Muscat: After four consecutive months of gains, the Omani stock market witnessed marginal declines during July-2021, according to a new report.
“The index closed the month at 4,029.4 points with a decline of 0.8 per cent led by a broad-based decline seen in all the three sectoral indices on the exchange,” the Kuwait-based investment, strategy and research firm, Kamco Invest's GCC stock markets monthly report for July 2021.
The MSX 30 benchmark witnessed declines especially during the second half of the month after seeing consistent gains during the first half, retreating from a 17-month high of 4,132.33 points. The industrial index witnessed the biggest monthly decline among sectors at 3.1 per cent followed by Services and Financial indices with declines of 0.5 per cent and 0.3 per cent, respectively.
Nevertheless, despite the decline the the year-to-date 2021 (YTD-21) performance for the Industrial index remained the highest at 36 per cent followed by Financial and Services with returns of 14.1 per cent and 7.7 per cent, respectively, since the start of the year, Kamco Invest said in its report.
The MSX 30 Index reached a slightly lower YTD-21 gain of 10.1 per cent. Trading activity witnessed a steep monthly decline during July-2021 mainly led by the Eid holidays.
Total volume of shares traded during the month declined by 48.7 per cent to 342.1 million as compared to a 37 months high level recorded during June-2021 at 667.3 million shares.
Monthly value traded also witnessed a similar decline of 41.6 per cent to reach OMR53 million as compared to OMR90.7 million during June-2021.
The share of Omanis in the monthly trading activity recovered from last month’s decline. Omanis accounted for 87.9 per cent of the total value of buy trades during July-2021 as compared to 64.5 per cent in June-2021. In terms of value of sell trades, Omani’s share declined from 83.4 per cent in June-2021 to 81.7 per cent in July-2021, indicating they were net buyers during the month.
GCC markets gains
Equity markets in the Gulf Cooperation Council (GCC) were up for the ninth consecutive month during July-2021, although the gains were marginal as compared to the previous months, the Kuwait-based Kamco Invest said.
Monthly performance was mixed but skewed toward gainers. Dubai’s benchmark reported the biggest decline during the month at -1.6 per cent. Prominent gainers, on the other hand, were few including Abu Dhabi and Kuwait with returns of 7.1 per cent and 3.0 per cent, respectively, while Saudi Arabia and Qatari benchmarks showed only marginal gains.
As a result, the MSCI GCC index reported flattish performance with a gain of 1.0 per cent. YTD-21 gains at the end of July-2021 stood at 23.7 per cent, one of the best globally, and was backed by the rally in Abu Dhabi’s which was the best performing globally with a YTD-21 return of 45.0 per cent.
Qatar and Bahrain were the only benchmark with single digit YTD-21 gains, while the rest of GCC indices showed double digit performance, the report added.
The sector performance also reflected the overall mixed trend during the month with an almost equal split between gainers and losers.
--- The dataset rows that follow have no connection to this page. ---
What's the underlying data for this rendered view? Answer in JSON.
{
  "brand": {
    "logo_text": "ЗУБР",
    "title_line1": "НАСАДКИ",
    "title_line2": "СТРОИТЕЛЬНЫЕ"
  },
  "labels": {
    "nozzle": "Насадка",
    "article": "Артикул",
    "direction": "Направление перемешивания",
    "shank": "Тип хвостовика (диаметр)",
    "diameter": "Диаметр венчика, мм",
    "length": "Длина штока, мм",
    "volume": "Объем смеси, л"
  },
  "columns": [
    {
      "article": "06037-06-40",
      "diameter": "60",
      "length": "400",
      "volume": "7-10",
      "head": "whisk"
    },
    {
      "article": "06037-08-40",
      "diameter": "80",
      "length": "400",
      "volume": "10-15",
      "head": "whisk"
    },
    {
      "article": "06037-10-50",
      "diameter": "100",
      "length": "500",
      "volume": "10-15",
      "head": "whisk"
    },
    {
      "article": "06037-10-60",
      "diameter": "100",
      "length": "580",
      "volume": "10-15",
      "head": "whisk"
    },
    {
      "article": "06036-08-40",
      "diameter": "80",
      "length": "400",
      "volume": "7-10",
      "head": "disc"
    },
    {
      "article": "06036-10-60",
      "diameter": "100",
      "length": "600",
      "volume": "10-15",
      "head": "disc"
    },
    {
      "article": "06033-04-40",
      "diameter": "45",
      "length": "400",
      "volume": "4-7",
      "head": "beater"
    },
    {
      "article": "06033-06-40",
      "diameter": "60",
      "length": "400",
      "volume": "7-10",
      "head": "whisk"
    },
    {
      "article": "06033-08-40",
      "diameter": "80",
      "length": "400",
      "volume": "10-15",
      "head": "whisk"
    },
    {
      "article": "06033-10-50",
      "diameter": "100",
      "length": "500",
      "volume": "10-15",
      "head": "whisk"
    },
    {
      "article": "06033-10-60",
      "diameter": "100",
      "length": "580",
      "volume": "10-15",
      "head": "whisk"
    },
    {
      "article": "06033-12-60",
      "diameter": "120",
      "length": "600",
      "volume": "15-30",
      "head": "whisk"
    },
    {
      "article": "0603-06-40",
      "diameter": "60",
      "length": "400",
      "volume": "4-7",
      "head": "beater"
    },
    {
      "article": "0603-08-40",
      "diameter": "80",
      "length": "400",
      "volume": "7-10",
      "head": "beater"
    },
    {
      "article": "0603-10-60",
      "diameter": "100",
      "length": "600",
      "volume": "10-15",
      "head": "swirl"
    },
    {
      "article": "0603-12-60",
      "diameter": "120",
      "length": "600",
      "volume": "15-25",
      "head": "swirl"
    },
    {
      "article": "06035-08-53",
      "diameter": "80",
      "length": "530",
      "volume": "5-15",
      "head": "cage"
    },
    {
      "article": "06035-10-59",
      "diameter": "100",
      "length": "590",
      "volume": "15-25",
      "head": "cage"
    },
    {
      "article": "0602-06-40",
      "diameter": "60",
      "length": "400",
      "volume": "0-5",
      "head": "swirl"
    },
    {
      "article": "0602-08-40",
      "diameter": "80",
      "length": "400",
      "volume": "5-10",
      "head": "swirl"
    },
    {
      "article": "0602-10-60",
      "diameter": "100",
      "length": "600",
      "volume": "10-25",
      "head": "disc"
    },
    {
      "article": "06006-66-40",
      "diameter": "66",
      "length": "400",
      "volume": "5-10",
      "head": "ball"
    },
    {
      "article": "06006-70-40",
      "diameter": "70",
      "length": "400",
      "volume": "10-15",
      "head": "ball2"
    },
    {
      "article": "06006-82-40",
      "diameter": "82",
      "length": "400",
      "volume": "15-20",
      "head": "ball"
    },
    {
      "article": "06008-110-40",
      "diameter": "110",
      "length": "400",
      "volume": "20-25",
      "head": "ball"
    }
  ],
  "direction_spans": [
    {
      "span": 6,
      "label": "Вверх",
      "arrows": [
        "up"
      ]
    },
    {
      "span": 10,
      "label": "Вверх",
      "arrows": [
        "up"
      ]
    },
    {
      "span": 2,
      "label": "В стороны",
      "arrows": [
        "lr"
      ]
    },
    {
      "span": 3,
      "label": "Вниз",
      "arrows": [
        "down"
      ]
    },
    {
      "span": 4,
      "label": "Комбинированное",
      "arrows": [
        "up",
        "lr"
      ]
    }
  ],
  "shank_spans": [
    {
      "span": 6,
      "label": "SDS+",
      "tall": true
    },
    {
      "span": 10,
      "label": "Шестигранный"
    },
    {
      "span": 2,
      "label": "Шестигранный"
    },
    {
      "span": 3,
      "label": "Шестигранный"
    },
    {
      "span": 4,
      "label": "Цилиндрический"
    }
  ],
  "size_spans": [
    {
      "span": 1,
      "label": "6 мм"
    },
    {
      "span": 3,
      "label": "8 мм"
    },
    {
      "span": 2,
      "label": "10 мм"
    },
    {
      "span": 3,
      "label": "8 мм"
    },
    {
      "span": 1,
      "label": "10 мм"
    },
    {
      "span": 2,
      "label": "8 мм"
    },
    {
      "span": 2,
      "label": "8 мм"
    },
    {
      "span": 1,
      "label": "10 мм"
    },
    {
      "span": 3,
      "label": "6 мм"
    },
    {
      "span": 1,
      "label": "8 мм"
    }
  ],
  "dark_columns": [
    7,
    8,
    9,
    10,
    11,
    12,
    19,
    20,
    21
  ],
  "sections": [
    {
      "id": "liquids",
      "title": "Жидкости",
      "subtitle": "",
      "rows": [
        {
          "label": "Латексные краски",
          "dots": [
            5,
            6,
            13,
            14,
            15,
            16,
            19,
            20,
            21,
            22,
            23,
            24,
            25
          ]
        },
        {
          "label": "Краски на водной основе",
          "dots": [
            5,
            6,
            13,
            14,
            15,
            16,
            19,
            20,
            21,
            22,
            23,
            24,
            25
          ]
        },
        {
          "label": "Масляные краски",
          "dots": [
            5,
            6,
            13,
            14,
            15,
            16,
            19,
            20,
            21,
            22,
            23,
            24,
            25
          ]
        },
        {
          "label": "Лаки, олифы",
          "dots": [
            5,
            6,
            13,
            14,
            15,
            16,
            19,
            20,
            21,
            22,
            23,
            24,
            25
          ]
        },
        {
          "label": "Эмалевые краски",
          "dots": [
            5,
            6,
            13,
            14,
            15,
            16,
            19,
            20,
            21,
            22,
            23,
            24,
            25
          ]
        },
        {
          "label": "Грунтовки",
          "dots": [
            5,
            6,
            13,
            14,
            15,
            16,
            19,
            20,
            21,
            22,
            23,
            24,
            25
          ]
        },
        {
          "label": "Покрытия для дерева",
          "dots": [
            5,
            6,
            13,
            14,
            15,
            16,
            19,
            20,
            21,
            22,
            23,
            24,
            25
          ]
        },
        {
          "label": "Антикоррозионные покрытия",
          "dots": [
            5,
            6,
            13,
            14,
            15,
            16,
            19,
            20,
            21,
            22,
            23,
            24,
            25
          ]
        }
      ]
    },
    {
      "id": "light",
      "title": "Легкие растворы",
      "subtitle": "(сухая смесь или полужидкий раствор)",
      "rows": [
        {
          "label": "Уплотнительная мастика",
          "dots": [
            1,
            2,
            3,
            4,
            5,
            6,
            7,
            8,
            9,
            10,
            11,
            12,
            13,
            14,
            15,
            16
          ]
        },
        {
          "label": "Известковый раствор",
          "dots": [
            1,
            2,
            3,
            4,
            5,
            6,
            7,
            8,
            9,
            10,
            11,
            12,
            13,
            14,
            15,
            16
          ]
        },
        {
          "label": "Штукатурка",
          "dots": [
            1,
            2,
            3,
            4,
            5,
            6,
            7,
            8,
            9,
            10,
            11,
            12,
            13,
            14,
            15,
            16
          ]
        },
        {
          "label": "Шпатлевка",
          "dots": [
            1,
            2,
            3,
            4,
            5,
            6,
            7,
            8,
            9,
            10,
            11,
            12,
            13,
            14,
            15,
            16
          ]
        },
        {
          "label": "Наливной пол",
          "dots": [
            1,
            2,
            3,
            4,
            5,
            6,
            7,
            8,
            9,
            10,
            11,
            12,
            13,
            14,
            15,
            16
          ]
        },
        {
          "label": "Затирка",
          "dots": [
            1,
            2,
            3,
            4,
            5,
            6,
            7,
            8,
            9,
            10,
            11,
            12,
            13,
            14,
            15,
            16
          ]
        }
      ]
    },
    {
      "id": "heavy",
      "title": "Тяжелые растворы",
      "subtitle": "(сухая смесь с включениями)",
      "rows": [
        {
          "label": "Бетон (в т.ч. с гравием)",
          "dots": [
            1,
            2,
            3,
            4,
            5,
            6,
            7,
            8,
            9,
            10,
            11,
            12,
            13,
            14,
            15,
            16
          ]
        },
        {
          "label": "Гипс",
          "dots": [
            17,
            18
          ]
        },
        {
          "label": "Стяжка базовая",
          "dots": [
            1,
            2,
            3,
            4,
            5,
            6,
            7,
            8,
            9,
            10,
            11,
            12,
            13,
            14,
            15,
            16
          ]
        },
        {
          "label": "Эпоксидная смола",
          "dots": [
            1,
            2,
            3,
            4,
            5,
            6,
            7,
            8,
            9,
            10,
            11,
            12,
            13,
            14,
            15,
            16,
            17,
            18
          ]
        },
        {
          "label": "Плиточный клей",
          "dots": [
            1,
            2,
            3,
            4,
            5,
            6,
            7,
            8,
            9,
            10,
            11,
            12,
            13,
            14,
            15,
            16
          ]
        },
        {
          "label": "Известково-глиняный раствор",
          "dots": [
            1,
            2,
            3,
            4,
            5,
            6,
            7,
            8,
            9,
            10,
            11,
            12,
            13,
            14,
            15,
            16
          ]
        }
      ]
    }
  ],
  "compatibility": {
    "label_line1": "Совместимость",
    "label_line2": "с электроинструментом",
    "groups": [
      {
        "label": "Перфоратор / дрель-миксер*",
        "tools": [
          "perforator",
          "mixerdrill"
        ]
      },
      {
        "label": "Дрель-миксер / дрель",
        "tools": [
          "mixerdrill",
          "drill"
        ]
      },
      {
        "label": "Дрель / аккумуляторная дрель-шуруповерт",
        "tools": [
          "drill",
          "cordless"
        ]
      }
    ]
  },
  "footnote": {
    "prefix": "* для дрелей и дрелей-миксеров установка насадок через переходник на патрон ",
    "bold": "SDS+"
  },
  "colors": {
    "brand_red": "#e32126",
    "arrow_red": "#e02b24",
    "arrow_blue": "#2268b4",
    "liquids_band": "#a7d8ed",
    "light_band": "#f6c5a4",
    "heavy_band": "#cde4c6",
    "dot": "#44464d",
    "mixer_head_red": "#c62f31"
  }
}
The Capital Goods index topped monthly performance with a gain of 10.2 per cent followed by Pharma & Biotech and Utilities indices with gains of 4.7 per cent and 4.2 per cent, respectively.
On the decliner’s side, the rally in the F&B index took a break resulting in a decline of 3.1 per cent followed by Food & Drug Retailing and Consumer Durable & Apparel index with declines of 2.9 per cent and 1.9 per cent, respectively.
Large-cap sectors like Banks and Energy showed flattish returns while the Materials sector reported a gain of 3.2 per cent.
In terms of global equity market performance, Emerging Market (EM) witnessed declines during the month, especially in Asia, while Europe and North American Markets showed gains.
The 5.4 per cent decline in China and 1.7 per cent decline in Russia pushed the EM index in the red with a decline of 7.0 per cent during July-2021, also dragging YTD-21 performance in the red with a decline of 1.0 per cent.